Lets get a little closer and let $b=-1.01$

$$\displaystyle \int^{-1.01}_{-2}\displaystyle \frac{1}{\sqrt{-(x+1)}}\;dx=1.8$$

And a little closer at each step.....

$$\displaystyle \int^{-1.0001}_{-2}\displaystyle \frac{1}{\sqrt{-(x+1)}}\;dx=1.98$$

$$\displaystyle \int^{-1.00001}_{-2}\displaystyle \frac{1}{\sqrt{-(x+1)}}\;dx=1.99368$$

$$\displaystyle \int^{-1.000001}_{-2}\displaystyle \frac{1}{\sqrt{-(x+1)}}\;dx=1.998$$

$$\displaystyle \int^{-1.00000001}_{-2}\displaystyle \frac{1}{\sqrt{-(x+1)}}\;dx=1.9998$$

Any guesses yet? Let's evalate the limit to get the real solution.

$$\displaystyle \lim_{b\to-1^{-}}\displaystyle \int^{b}_{-2}\displaystyle \frac{1}{(-x-1)^{1/2}}\;dx = \displaystyle \lim_{b\to-1^{-}}\left[-2\sqrt{-(x+1)}\displaystyle \right]^{b}_{-2}$$

$$= \displaystyle \lim_{b\to-1^{-}}\left[\left(-2\sqrt{-(b+1)}\right)- \left(-2\sqrt{-(-2+1)}\right)\right]$$

$$= \displaystyle \lim_{b\to-1^{-}}\left[2-2\sqrt{-(b+1)}\right]$$

$$= 2-2\displaystyle \lim_{b\to-1^{-}}\sqrt{-(b+1)}$$

$$= 2$$

We can now argue, using symmetry about the line $x=-1$, that the second piece also converges to 2. So since both limits exist the series converges to the sum of those limits and

$$\displaystyle \int^{0}_{-2}\displaystyle \frac{1}{\sqrt{\vert x+1\vert}}\;dx=4$$

It is important to recognize improper integrals and to decide their convergence or divergence, especially when we use them to evaluate infinite series later in the course. Now we move on the section 6.1.

Finding Area Between Curves:

We are already comfortable with finding area under a curve and interpreting the meaning of this value, but what about finding the area between two curves?

This is an easy problem. Simply determine the area under the upper function and subtract the area from the lower function. Suppose we wanted to know the area between the curves in the figure above on the interval $[0,1]$. We would get

$$Area = \displaystyle \int^{1}_{0}(9-x^2)\;dx-\displaystyle \int^{1}_{0}(x+1)\;dx$$

$$= \displaystyle \int^{1}_{0}8-x^2-x\;dx$$

$$= 8x-\displaystyle \frac{x^3}{3}-\displaystyle \frac{x^2}{2}\displaystyle \Bigg\vert^{1}_{0}$$

$$= \Big(8-\displaystyle \frac{1}{3}-\displaystyle \frac{1}{2}\Big)-(\;0\;)$$

$$= \displaystyle \frac{43}{6}$$

If we wanted to know the area bewteen the curves on the interval $[0,4]$ we would need two integrals since the top function changes where they intersect.
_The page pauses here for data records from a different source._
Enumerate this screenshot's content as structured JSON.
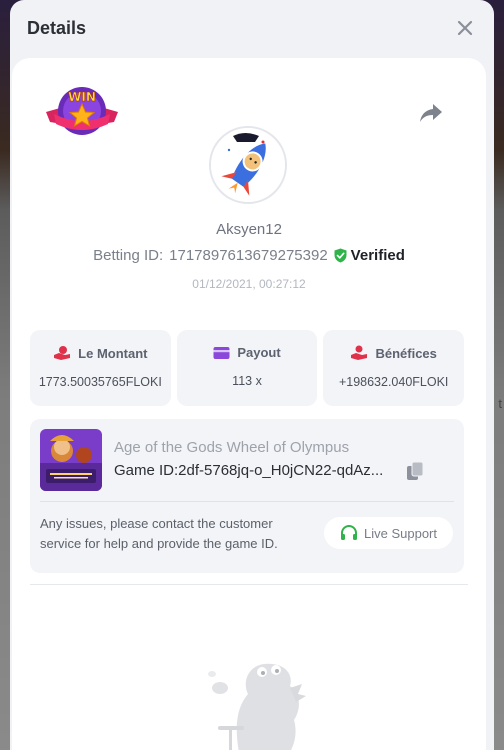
{
  "modal": {
    "title": "Details"
  },
  "user": {
    "username": "Aksyen12",
    "betting_id_label": "Betting ID:",
    "betting_id": "1717897613679275392",
    "verified_label": "Verified",
    "timestamp": "01/12/2021, 00:27:12"
  },
  "badge": {
    "text": "WIN"
  },
  "stats": [
    {
      "label": "Le Montant",
      "value": "1773.50035765FLOKI",
      "icon": "coins-hand-icon"
    },
    {
      "label": "Payout",
      "value": "113 x",
      "icon": "card-icon"
    },
    {
      "label": "Bénéfices",
      "value": "+198632.040FLOKI",
      "icon": "profit-hand-icon"
    }
  ],
  "game": {
    "name": "Age of the Gods Wheel of Olympus",
    "id_text": "Game ID:2df-5768jq-o_H0jCN22-qdAz..."
  },
  "support": {
    "message": "Any issues, please contact the customer service for help and provide the game ID.",
    "button_label": "Live Support"
  },
  "colors": {
    "accent_green": "#2fb34a",
    "profit_red": "#e0314b",
    "payout_purple": "#8a47d9"
  }
}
Since this intersection occurs at $x=(-1+\sqrt{33})/2\approx2.37228$ we get

$$Area = \Bigg[\displaystyle \int^{2.372}_{0}(9-x^2)\;dx-\displaystyle \in... ...style \int^{4}_{2.372}(x+1)\;dx-\displaystyle \int^{4}_{2.372}(9-x^2)\;dx\Bigg]$$

$$= \displaystyle \int^{2.372}_{0}(8-x^2-x)\;dx+\displaystyle \int^{4}_{2.372}(x^2+x-8)\;dx$$

$$= \left(8x-\displaystyle \frac{x^3}{3}-\displaystyle \frac{x^2}{2}\... ...{x^3}{3}+\displaystyle \frac{x^2}{2}\displaystyle \Bigg\vert^{4}_{2.372}\right)$$

$$= 11.7142+9.04753$$

$$= 20.7671$$

One application of this technique is the following problem: Suppose the following graphs are velocity functions for two automobiles, car A and car B. How can we determine which car has tavelled further in a given time interval?
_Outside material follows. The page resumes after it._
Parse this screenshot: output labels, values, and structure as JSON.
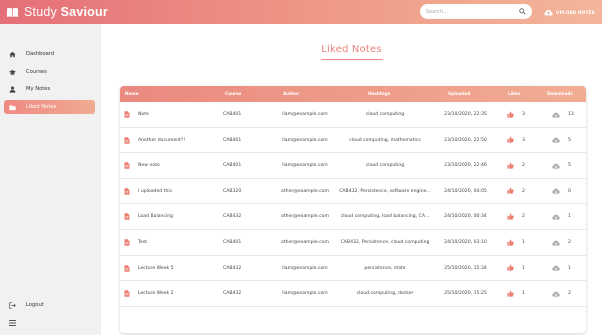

The area between the two functions tells us the difference in their distances travelled. So after 1 minute car B is ahead since it has greater area under its curve and it is ahead the same distance as the area between the curves. If the area between the curves on $[0,1]$ is the same as the area between the curves on $[1,2]$ then the cars are side by side after two minutes. If this area on the interval $[1,2]$ is less than the area on the interval $[0,1]$, car B is still ahead after two minutes, even though car A has been travelling faster for the second minute. Without thinking of area between the velocity functions there is no way to decide which car is ahead after a certain time period.
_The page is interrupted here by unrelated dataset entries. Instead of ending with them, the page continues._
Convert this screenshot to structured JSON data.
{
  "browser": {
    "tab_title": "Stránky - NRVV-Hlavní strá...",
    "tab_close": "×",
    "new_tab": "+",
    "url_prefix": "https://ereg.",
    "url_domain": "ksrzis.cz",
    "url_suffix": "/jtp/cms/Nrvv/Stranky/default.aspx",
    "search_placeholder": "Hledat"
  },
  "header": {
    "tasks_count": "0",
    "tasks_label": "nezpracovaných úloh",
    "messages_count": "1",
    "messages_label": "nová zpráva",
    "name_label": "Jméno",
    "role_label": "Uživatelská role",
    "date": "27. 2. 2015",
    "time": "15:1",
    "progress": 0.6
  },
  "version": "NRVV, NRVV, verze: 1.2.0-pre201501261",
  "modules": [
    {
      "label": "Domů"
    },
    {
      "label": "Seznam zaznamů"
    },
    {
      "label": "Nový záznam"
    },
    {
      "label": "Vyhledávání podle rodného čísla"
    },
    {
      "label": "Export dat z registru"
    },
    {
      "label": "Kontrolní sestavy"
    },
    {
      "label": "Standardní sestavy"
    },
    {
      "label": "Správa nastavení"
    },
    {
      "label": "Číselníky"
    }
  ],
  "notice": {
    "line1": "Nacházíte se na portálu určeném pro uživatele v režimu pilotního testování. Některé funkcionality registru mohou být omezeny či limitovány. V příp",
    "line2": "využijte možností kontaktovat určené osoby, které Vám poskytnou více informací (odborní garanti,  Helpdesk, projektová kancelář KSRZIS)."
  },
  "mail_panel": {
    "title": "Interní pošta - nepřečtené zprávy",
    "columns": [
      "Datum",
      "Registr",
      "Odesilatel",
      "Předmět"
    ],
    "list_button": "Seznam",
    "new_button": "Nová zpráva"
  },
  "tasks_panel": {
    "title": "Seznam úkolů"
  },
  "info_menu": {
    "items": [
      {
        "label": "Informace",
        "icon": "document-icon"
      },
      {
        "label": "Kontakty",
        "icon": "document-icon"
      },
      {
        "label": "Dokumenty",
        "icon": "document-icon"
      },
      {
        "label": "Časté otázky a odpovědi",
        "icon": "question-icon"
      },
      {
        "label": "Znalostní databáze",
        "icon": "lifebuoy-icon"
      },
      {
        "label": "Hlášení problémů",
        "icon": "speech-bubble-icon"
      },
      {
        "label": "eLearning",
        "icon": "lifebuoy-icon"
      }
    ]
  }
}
This idea can be extended to many applications. Suppose we had two runoff functions (with units $ft.^3/sec.$), measuring water flow for an entire season, for two streams in different drainages. We want to know which drainage produced more runoff. Since the units for the area under the curve are $ft.^3/sec.\;\times\;sec.=ft.^3$, we can compare the areas under the two runoff curves. If the two curves are placed on the same graph then the area between the curves would indicate how much more water the dominant stream delivered.